(VNS/VNA) - Citing forecast data of financial institutions, financial expert Dr Dinh The Hien said Vietnam's GDP growth rate in 2023 will slow to below 7%, but it is still a good growth rate compared to that of ASEAN region (4.9%), Asia-Pacific (4.6%), and the world (2%). The National Assembly has recently also approved the country’s GDP in 2023 at about 6.5%, which is also close to the above forecasts.
Hien said both international financial institutions and Vietnamese experts forecast the difficulties and challenges of the Vietnamese economy in 2023 will come from external factors, especially the decline in consumption of developed countries and disruption of the global supply chain. However, Vietnam still has certain advantages and opportunities besides the pessimism on interest rates and inflation.
According to Hien, Vietnamese management authorities have gradually controlled high interest rates and restricted credit, which will help the country avoid shocks like in the 2011-12 period. Therefore, concerns about the banking system and corporate bonds have been gradually removed.
Hien predicts difficulties related interest rates and credit will be resolved next year. Interest rates will cool down in the first quarter of 2023 and stabilise by the end of the second quarter of 2023. Credit sources with reasonable interest rates for production and business enterprises will increase gradually from the second quarter of 2023. Meanwhile, exports will continue to decline in the first two quarters of 2023, but will rebound in the third quarter of 2023.
"The difficulties for the domestic economy will ease from the second quarter of 2023 and gain positive growth from the third quarter of 2023, buoyed by upbeat impacts from public investment, and financial and monetary stability. At the same time, the real estate market is also expected to recover slightly from the fourth quarter of 2023, mainly in urban areas, industrial parks and other areas with strong infrastructure investment," Hien forecast.
Tran Ngoc Bau, CEO of financial data provider WiGroup Data Company, is also upbeat about market liquidity in 2023.

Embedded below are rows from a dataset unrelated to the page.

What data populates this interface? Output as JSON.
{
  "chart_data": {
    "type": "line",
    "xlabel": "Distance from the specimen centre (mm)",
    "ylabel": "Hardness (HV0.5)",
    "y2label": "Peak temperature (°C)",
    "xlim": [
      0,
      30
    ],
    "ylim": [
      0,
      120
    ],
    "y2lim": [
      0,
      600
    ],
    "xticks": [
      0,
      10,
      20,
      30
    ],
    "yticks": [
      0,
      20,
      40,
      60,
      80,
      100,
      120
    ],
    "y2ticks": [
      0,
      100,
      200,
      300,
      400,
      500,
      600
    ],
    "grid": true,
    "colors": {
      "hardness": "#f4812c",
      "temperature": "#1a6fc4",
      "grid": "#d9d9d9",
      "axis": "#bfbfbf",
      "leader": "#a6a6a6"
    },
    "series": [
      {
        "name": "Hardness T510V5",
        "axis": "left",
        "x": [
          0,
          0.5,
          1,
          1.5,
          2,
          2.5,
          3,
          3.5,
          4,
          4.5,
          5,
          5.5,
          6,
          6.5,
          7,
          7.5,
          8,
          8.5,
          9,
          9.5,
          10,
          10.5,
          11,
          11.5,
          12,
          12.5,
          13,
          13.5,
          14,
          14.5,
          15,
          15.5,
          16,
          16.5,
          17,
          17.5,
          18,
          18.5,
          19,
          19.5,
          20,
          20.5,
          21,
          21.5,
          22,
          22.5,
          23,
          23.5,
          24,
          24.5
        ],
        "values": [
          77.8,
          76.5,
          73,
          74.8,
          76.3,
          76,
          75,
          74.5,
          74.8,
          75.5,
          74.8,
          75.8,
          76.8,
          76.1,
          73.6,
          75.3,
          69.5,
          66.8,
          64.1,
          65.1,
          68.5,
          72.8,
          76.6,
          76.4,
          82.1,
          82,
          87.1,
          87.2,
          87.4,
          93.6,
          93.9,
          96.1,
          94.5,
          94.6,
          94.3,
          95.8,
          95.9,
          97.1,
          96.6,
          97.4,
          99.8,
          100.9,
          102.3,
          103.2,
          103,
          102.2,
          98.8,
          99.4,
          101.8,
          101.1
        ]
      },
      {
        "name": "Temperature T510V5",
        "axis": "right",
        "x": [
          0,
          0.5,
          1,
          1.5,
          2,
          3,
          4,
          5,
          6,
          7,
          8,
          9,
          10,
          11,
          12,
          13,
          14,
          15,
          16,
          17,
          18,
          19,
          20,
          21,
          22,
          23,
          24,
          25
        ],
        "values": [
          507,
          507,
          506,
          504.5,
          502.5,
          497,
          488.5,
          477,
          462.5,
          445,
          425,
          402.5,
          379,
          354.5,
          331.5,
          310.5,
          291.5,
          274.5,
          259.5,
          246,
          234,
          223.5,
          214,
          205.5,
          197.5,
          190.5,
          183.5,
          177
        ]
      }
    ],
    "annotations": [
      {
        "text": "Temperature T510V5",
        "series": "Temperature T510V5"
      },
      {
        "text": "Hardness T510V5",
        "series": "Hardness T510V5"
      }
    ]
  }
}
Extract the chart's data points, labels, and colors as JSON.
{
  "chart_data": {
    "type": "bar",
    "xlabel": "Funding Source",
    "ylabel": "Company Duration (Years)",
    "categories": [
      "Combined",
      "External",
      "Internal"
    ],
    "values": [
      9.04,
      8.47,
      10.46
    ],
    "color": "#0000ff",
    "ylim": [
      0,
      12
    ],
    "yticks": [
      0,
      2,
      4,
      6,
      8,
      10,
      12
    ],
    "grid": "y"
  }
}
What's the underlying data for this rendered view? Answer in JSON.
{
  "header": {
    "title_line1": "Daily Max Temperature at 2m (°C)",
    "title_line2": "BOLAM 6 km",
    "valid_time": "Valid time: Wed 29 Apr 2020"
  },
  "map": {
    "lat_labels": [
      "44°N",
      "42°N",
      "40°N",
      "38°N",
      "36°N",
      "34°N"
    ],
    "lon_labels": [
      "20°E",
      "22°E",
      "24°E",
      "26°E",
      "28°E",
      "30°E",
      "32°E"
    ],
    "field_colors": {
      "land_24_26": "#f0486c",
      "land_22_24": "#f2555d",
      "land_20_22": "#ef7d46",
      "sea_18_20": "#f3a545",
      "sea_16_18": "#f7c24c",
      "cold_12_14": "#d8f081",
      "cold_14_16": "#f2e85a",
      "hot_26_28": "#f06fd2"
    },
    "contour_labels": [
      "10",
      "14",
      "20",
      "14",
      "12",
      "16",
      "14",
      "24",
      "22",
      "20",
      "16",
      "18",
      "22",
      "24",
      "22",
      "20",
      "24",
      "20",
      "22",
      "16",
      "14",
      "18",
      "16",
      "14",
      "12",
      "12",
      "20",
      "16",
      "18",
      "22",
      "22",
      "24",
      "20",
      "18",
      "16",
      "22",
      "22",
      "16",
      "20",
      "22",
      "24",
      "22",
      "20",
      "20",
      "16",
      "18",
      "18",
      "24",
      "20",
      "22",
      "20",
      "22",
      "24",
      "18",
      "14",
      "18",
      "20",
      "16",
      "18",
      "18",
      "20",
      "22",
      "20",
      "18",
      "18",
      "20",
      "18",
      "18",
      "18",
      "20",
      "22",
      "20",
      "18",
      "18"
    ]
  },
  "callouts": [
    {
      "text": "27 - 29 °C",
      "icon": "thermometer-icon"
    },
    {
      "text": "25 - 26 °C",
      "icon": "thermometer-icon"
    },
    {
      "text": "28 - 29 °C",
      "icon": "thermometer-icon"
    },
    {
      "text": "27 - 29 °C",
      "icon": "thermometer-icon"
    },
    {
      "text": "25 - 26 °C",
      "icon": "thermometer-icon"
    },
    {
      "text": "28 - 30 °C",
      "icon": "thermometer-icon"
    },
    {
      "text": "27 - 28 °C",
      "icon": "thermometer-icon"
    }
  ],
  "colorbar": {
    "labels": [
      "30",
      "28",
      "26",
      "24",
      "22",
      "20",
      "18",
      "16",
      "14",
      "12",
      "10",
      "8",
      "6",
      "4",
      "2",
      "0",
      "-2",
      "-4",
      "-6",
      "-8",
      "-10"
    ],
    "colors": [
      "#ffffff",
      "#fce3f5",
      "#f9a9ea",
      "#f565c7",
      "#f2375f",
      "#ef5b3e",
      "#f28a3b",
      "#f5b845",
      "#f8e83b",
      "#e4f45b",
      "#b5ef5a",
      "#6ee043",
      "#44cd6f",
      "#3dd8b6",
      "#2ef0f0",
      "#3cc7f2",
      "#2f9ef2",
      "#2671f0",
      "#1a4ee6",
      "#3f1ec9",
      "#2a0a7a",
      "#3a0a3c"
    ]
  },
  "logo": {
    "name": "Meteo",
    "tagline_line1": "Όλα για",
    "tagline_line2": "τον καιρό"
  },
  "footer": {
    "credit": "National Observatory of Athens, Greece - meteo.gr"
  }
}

According to Bau, though the economic forecast in 2023 is more difficult than in 2022, with initial signals such as export order decline, the cause will be a factor for the Government to partly loose the monetary market to stimulate economic development. Therefore, the market liquidity is likely to be more positive in the second half of 2023.
Nguyen Quang Thuan, chairman of financial data provider FiinGroup, expects the corporate bond market in 2023 will be more active as credit institutions increase to issue bonds after policies are changed.
The market also expects many businesses in 2023 will issue bonds to the public after being rated.
In addition, other capital channels such as issuing green bonds and borrowing/issuing international bonds are also forecast to be further improved, helping businesses have more opportunities to access capital.
However, experts also recommend in the difficult context, businesses need to review their investment portfolios and limit high risk projects. The businesses should review current debt obligations, proactively make public transparent information and improve credit profile for a longer-term capital strategy.